Canada’s fishing industry, rich and central to many coastal communities but precarious too, will be affected by these projections of higher warming.

Global warming of 1.5°C is projected to shift the ranges of many marine species, to higher latitudes as well as increase the amount of damage to many ecosystems. It is also expected to drive the loss of coastal resources and reduce the productivity of fisheries and aquaculture (especially at low latitudes).

As fish migrate and new breeding patterns emerge, fishers and processors will have to adjust. Previous high-value species may diminish or even disappear due not just to climate change but also to short-term human responses such as overfishing to compensate.

Higher temperatures around the world will directly affect current food production practices everywhere.
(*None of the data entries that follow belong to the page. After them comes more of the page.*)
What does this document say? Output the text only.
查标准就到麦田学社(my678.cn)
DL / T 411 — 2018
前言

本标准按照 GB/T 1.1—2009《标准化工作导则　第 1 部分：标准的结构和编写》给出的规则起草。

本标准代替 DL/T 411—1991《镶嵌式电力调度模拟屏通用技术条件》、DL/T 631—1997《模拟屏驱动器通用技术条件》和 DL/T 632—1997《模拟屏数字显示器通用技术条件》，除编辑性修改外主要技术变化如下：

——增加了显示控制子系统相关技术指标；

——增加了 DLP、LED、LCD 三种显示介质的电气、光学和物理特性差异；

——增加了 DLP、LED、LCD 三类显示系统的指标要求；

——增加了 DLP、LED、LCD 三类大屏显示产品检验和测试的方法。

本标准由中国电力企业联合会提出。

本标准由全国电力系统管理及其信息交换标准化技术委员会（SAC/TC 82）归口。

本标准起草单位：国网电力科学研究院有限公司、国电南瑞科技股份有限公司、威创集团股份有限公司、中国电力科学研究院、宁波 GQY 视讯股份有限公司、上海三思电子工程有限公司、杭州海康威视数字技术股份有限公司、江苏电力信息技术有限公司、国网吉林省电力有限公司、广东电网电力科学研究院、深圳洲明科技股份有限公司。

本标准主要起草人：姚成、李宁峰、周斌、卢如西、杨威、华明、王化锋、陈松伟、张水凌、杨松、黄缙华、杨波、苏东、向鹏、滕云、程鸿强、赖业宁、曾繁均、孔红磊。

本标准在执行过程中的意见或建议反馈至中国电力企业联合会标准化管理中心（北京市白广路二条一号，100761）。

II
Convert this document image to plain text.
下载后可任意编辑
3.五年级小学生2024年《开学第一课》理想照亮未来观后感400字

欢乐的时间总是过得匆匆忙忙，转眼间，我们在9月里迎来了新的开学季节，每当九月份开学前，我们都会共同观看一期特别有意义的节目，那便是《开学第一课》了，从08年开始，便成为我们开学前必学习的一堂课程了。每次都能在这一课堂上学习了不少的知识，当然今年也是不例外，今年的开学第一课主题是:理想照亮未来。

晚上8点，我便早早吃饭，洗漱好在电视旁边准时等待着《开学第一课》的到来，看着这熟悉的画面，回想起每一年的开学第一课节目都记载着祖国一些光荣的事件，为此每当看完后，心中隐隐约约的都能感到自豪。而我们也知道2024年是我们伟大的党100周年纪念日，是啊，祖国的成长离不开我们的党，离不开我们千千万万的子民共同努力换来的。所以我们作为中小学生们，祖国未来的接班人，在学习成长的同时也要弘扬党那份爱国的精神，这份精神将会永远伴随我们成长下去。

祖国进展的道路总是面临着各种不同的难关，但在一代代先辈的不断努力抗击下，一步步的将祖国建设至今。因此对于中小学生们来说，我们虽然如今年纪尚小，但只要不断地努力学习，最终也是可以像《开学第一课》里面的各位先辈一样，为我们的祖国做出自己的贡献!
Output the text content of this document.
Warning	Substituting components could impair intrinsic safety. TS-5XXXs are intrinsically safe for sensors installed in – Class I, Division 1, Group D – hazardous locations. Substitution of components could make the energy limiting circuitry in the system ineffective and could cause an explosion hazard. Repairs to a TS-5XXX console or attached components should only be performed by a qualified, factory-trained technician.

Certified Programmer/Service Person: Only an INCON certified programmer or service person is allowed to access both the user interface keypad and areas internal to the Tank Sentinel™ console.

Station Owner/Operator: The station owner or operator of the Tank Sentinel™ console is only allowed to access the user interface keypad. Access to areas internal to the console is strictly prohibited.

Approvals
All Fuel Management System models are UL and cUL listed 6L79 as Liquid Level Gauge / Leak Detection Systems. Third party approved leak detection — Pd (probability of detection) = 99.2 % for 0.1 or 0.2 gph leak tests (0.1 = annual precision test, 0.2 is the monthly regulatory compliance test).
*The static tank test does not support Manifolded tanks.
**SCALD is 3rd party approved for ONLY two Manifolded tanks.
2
Keeping warming to 1.5°C is clearly advised by the IPCC.

Limiting warming to 1.5°C, compared with 2ºC, is projected to result in smaller net reductions in yields of maize, rice, wheat, and potentially other cereal crops, particularly in sub-Saharan Africa, Southeast Asia, and Central and South America;

For Canada, shifts in food production elsewhere may mean accompanying shifts here. The prospect of greater export opportunities needed to compensate for these changes is obviously appealing. That will necessitate adjustments in planting patterns and crop management in Canada's Prairies in particular—and doing so in a manner that also adapts to the climatic changes we will be experiencing. As food production fails in some parts of the world, regional and nation-state conflicts can exacerbate, leading to population shifts and migration. Canada as a safe and prosperous haven will need to come to grip with "climate refugees" as a consequence.

In summary

The IPCC special report pulls no punches in identifying the risks and likelihoods of just a half a degree of further global temperature change. What sounds like a little adds up to a lot. In our northern part of the globe, Canada is threatened, as we will experience warming greater than the global average. We find ourselves in this litany below:

Unique and threatened systems: ecological and human systems that have restricted geographic ranges constrained by climate related conditions and have high endemism or other distinctive properties. Examples include coral reefs, the Arctic and its indigenous people, mountain glaciers, and biodiversity hotspots.

Keeping Canada the way it is and the way we want it is no sure thing anymore.

This op-ed first appeared in the National Observer on October 17, 2018.